My own experience seems to bear out some of this: I both do a lot of work with sexual assault prevention and supervising minority student programs on campus (because I'm persuaded both of the empirical reality of the problems and of the measurable usefulness of the response), but am also "gender critical" and sympathetic to the kind of empirical challenges that Adolph Reed or Philip Lemoine have raised to narratives about the pervasiveness of anti-black violence in the US, or Kathleen Stock to the narratives about comparative levels of violence endured by trans women and cis women, or various people to the non-pipeline explanations of women's low representation in philosophy.

I don't think anyone will be surprised to know that I'm able to be extremely open about the former work, and indeed have received professional advancement opportunities on the basis of it, while whenever I've poked my head above the parapet on the latter I've been stigmatized and have lost friends, including philosophy-profession friends. My own experience has been that there's much more to fear professionally from conversationally deliberating evidence that challenges progressive shibboleths than from overt activism in progressive fields.
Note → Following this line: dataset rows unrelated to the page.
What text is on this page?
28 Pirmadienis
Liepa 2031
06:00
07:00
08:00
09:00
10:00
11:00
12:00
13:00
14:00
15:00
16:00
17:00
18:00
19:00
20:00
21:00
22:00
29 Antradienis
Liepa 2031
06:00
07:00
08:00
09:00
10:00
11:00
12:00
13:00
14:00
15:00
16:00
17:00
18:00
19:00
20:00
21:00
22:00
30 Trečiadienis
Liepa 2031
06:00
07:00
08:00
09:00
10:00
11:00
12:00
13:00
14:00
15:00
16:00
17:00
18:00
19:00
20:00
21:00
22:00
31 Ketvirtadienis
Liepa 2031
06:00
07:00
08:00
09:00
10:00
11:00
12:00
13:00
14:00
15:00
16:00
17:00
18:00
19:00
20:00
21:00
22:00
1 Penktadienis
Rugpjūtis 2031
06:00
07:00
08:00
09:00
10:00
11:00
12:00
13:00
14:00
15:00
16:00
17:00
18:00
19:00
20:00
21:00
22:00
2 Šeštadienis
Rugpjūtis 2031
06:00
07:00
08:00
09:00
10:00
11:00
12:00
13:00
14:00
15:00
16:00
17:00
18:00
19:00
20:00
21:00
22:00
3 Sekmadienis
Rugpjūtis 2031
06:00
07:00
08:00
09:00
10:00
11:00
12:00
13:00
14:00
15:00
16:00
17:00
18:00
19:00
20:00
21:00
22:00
Taking my experience together with JT's, I think, probably backs up Marcus' claims about how pervasive the climate of fear about expressing personal convictions is in this field. And I agree that working together to mitigate this should be an urgent priority for the field as a whole.

JT

It seems to me that, to resolve the problem of "fear of being real," there needs to be agreement about what counts as acceptable fear. Let me explain.
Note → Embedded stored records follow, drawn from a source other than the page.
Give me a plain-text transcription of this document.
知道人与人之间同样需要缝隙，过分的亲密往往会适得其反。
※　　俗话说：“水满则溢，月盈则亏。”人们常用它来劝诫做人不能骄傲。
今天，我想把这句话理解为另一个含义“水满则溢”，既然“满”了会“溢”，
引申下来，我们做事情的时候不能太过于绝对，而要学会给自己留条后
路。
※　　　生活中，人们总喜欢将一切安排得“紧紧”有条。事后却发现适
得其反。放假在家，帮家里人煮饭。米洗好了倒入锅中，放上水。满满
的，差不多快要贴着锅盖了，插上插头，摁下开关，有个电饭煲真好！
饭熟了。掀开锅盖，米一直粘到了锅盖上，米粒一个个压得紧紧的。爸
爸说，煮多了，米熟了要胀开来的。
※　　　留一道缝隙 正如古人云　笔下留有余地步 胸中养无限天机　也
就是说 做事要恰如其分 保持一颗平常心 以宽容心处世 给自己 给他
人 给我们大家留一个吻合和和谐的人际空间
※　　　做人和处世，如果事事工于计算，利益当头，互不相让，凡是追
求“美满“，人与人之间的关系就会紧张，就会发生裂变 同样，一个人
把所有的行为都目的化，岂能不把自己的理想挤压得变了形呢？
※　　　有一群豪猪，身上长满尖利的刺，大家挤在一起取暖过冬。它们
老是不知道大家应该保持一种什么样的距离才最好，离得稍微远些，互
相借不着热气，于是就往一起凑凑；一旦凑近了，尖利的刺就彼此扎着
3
Most will agree, I'd bet, about the unacceptability of fear of being real that arises under certain conditions. Consider the following hypothetical fear: fear of expressing favorable attitudes toward equal opportunity that arises because early-career philosophers believe that expressing such attitudes undermines one's prospects for landing a job. We will all likely agree that this sort of fear, if it were actual, would be unacceptable and would call for the profession to change. I'm sure we can come up with many other examples like this.

But I'd bet most will agree about the *acceptability* of fear that arises in certain other conditions. Consider fear of expressing favorable attitudes toward racist discrimination that arises because early-career philosophers believe that expressing these attitudes undermines job prospects. We will all likely agree that this sort of fear is completely acceptable. Similarly, we'd agree, I think, about fear of expressing one's distaste for feminist philosophy that arises because early-career philosophers believe that expressing such distaste undermines one's prospects for a job doing feminist research. There are many other examples like these that we could come imagine.
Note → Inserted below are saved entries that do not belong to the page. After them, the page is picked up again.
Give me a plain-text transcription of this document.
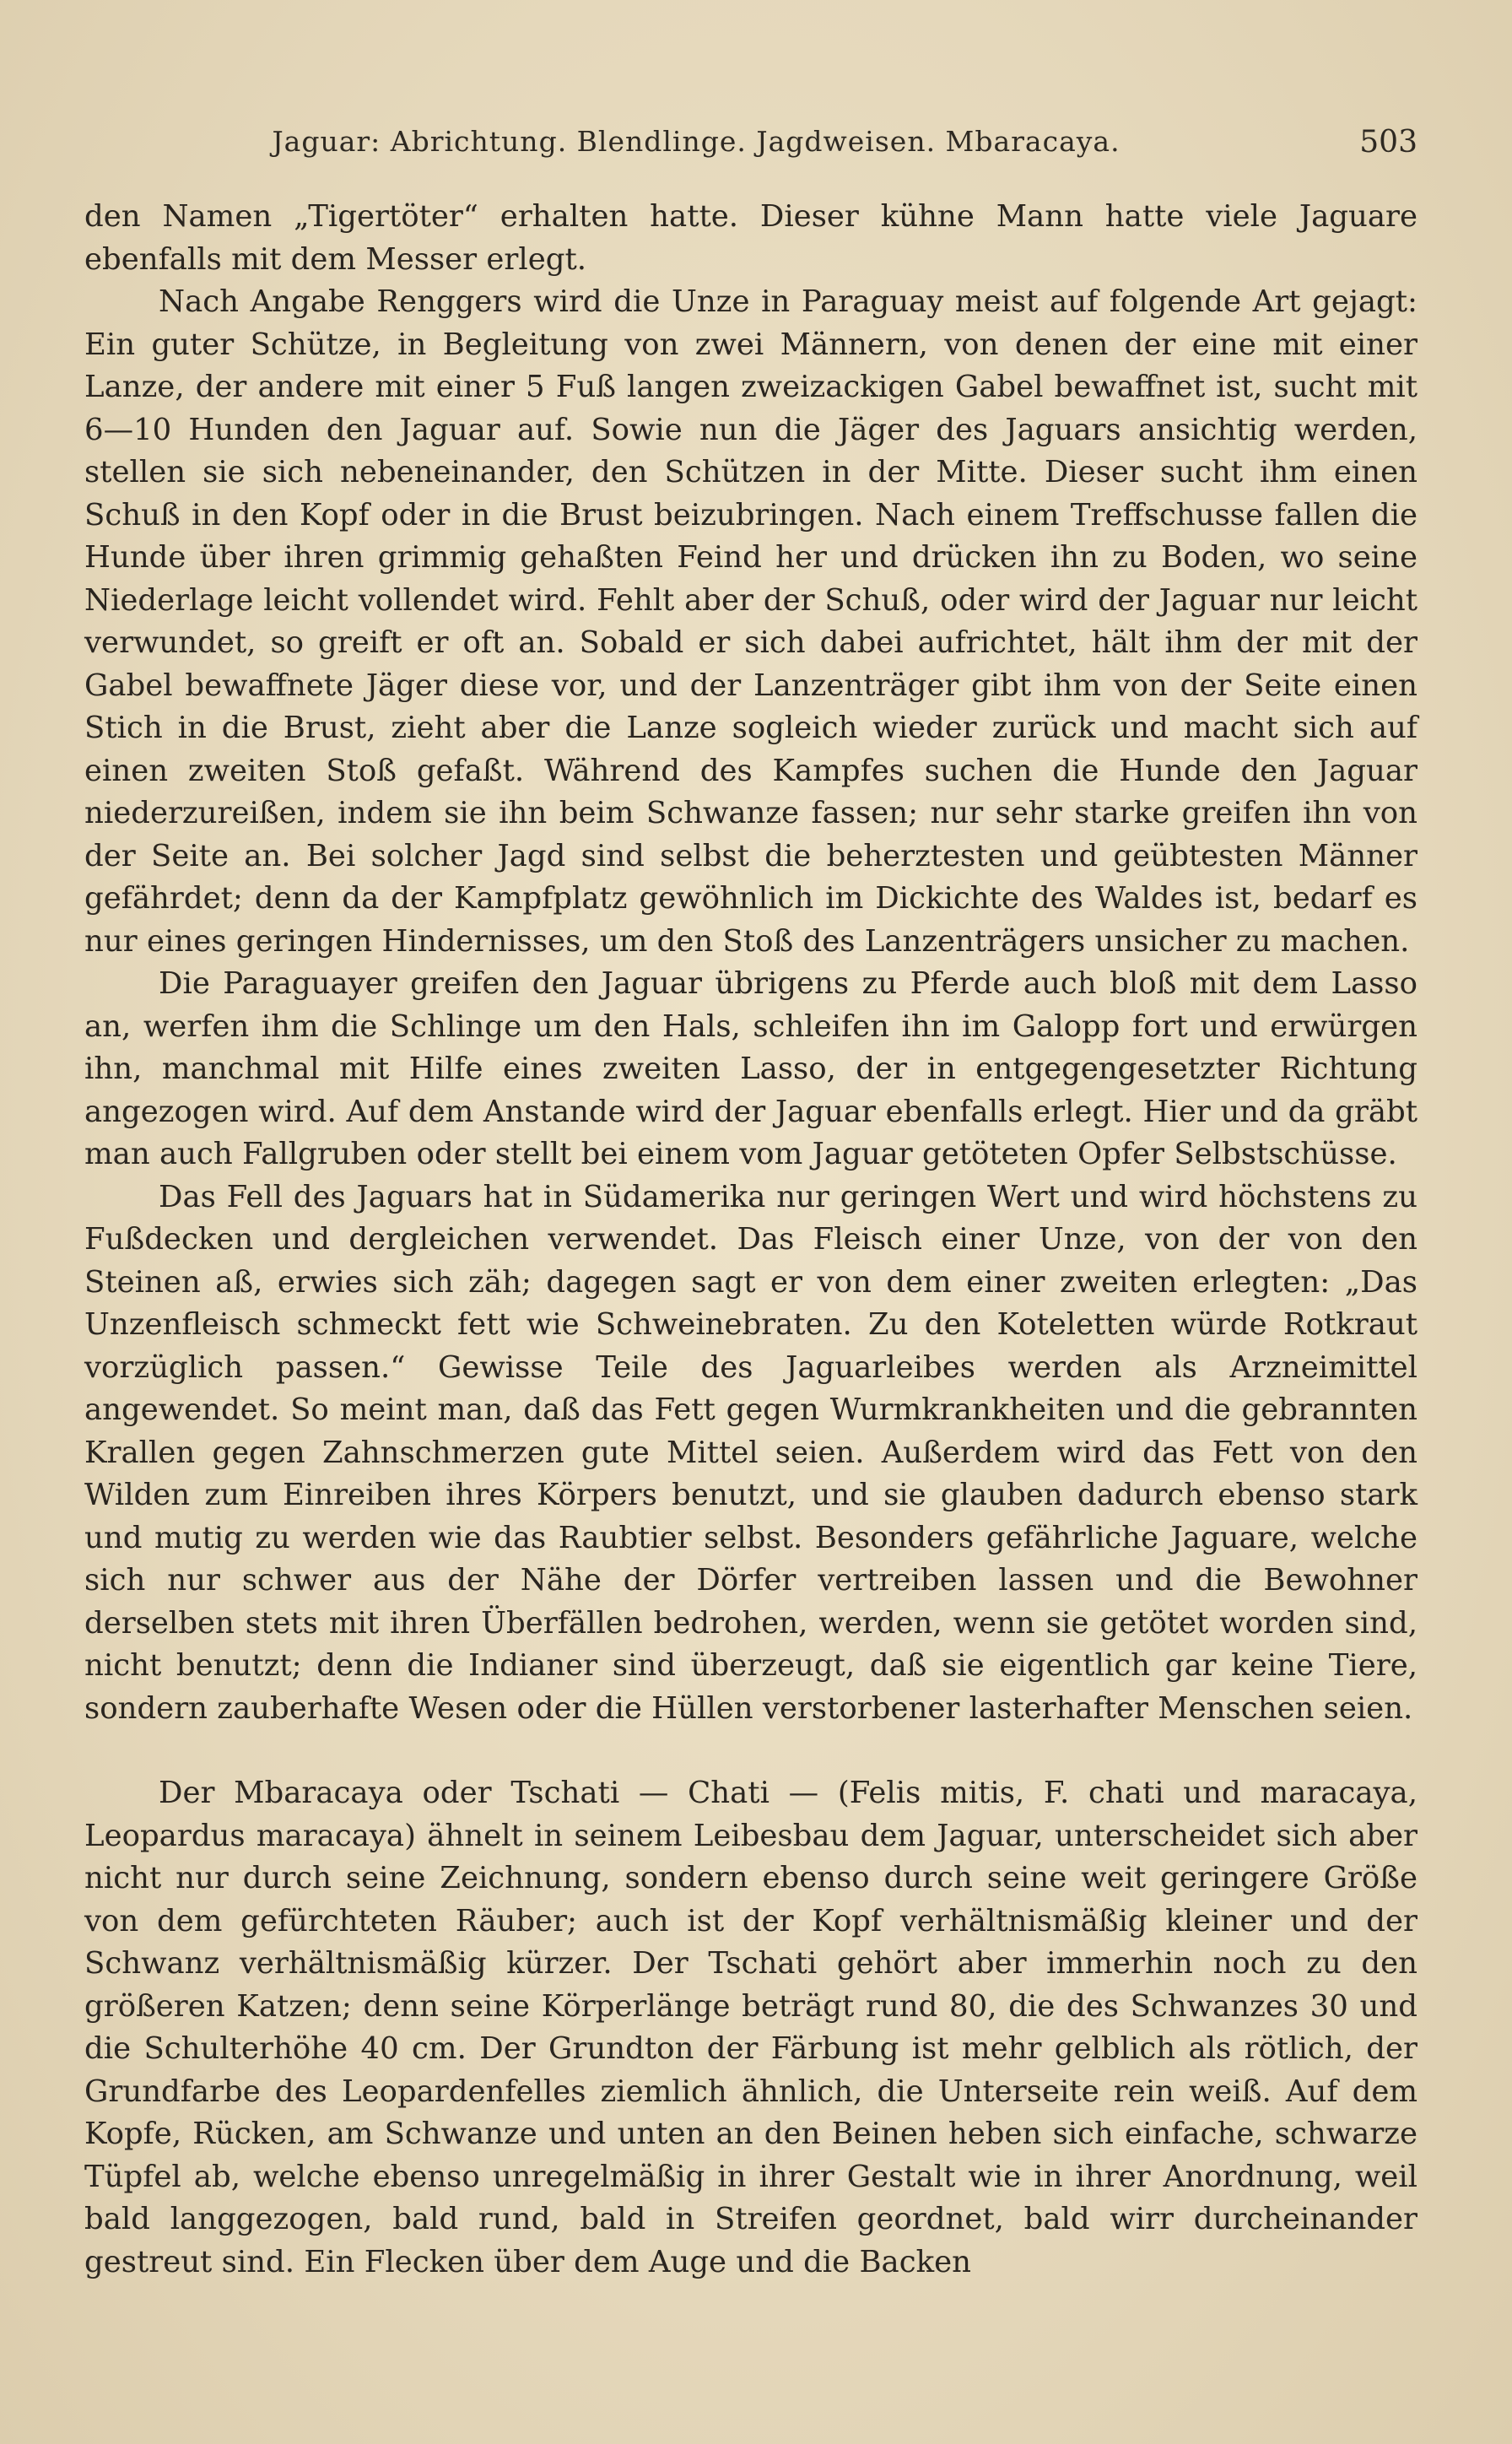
Jaguar: Abrichtung. Blendlinge. Jagdweisen. Mbaracaya.	503

den Namen „Tigertöter“ erhalten hatte. Dieser kühne Mann hatte viele Jaguare ebenfalls mit dem Messer erlegt.

Nach Angabe Renggers wird die Unze in Paraguay meist auf folgende Art gejagt: Ein guter Schütze, in Begleitung von zwei Männern, von denen der eine mit einer Lanze, der andere mit einer 5 Fuß langen zweizackigen Gabel bewaffnet ist, sucht mit 6—10 Hunden den Jaguar auf. Sowie nun die Jäger des Jaguars ansichtig werden, stellen sie sich nebeneinander, den Schützen in der Mitte. Dieser sucht ihm einen Schuß in den Kopf oder in die Brust beizubringen. Nach einem Treffschusse fallen die Hunde über ihren grimmig gehaßten Feind her und drücken ihn zu Boden, wo seine Niederlage leicht vollendet wird. Fehlt aber der Schuß, oder wird der Jaguar nur leicht verwundet, so greift er oft an. Sobald er sich dabei aufrichtet, hält ihm der mit der Gabel bewaffnete Jäger diese vor, und der Lanzenträger gibt ihm von der Seite einen Stich in die Brust, zieht aber die Lanze sogleich wieder zurück und macht sich auf einen zweiten Stoß gefaßt. Während des Kampfes suchen die Hunde den Jaguar niederzureißen, indem sie ihn beim Schwanze fassen; nur sehr starke greifen ihn von der Seite an. Bei solcher Jagd sind selbst die beherztesten und geübtesten Männer gefährdet; denn da der Kampfplatz gewöhnlich im Dickichte des Waldes ist, bedarf es nur eines geringen Hindernisses, um den Stoß des Lanzenträgers unsicher zu machen.

Die Paraguayer greifen den Jaguar übrigens zu Pferde auch bloß mit dem Lasso an, werfen ihm die Schlinge um den Hals, schleifen ihn im Galopp fort und erwürgen ihn, manchmal mit Hilfe eines zweiten Lasso, der in entgegengesetzter Richtung angezogen wird. Auf dem Anstande wird der Jaguar ebenfalls erlegt. Hier und da gräbt man auch Fallgruben oder stellt bei einem vom Jaguar getöteten Opfer Selbstschüsse.

Das Fell des Jaguars hat in Südamerika nur geringen Wert und wird höchstens zu Fußdecken und dergleichen verwendet. Das Fleisch einer Unze, von der von den Steinen aß, erwies sich zäh; dagegen sagt er von dem einer zweiten erlegten: „Das Unzenfleisch schmeckt fett wie Schweinebraten. Zu den Koteletten würde Rotkraut vorzüglich passen.“ Gewisse Teile des Jaguarleibes werden als Arzneimittel angewendet. So meint man, daß das Fett gegen Wurmkrankheiten und die gebrannten Krallen gegen Zahnschmerzen gute Mittel seien. Außerdem wird das Fett von den Wilden zum Einreiben ihres Körpers benutzt, und sie glauben dadurch ebenso stark und mutig zu werden wie das Raubtier selbst. Besonders gefährliche Jaguare, welche sich nur schwer aus der Nähe der Dörfer vertreiben lassen und die Bewohner derselben stets mit ihren Überfällen bedrohen, werden, wenn sie getötet worden sind, nicht benutzt; denn die Indianer sind überzeugt, daß sie eigentlich gar keine Tiere, sondern zauberhafte Wesen oder die Hüllen verstorbener lasterhafter Menschen seien.

Der Mbaracaya oder Tschati — Chati — (Felis mitis, F. chati und maracaya, Leopardus maracaya) ähnelt in seinem Leibesbau dem Jaguar, unterscheidet sich aber nicht nur durch seine Zeichnung, sondern ebenso durch seine weit geringere Größe von dem gefürchteten Räuber; auch ist der Kopf verhältnismäßig kleiner und der Schwanz verhältnismäßig kürzer. Der Tschati gehört aber immerhin noch zu den größeren Katzen; denn seine Körperlänge beträgt rund 80, die des Schwanzes 30 und die Schulterhöhe 40 cm. Der Grundton der Färbung ist mehr gelblich als rötlich, der Grundfarbe des Leopardenfelles ziemlich ähnlich, die Unterseite rein weiß. Auf dem Kopfe, Rücken, am Schwanze und unten an den Beinen heben sich einfache, schwarze Tüpfel ab, welche ebenso unregelmäßig in ihrer Gestalt wie in ihrer Anordnung, weil bald langgezogen, bald rund, bald in Streifen geordnet, bald wirr durcheinander gestreut sind. Ein Flecken über dem Auge und die Backen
What we need to resolve the problem in the profession is agreement about how to distinguish between acceptable fear in the profession and unacceptable fear. That is, we need to have an account of unacceptable fear: in our profession, it is unacceptable for there to be widespread fear of x that arises because doing x diminishes early-career philosophers' prospects for y iff ...x...y...

I'd expect never to achieve agreement about any such account. So it seems to me that the problem cannot be resolved.

elisa freschi

Marcus, I appreciate your concern and, as you might easily imagine, I share your puzzlement about why do not people write more on blogs they say they like. However, in my opinion, the main reason is not fear, but rather lack of motivation. Most of my colleagues don't particularly enjoy writing (in this sense, you are a happy exception). Writing takes for them time and effort and they would therefore not start writing unless they can get something out of it, e.g., a peer-reviewed article. Selflessness is a luxury they believe they can't afford.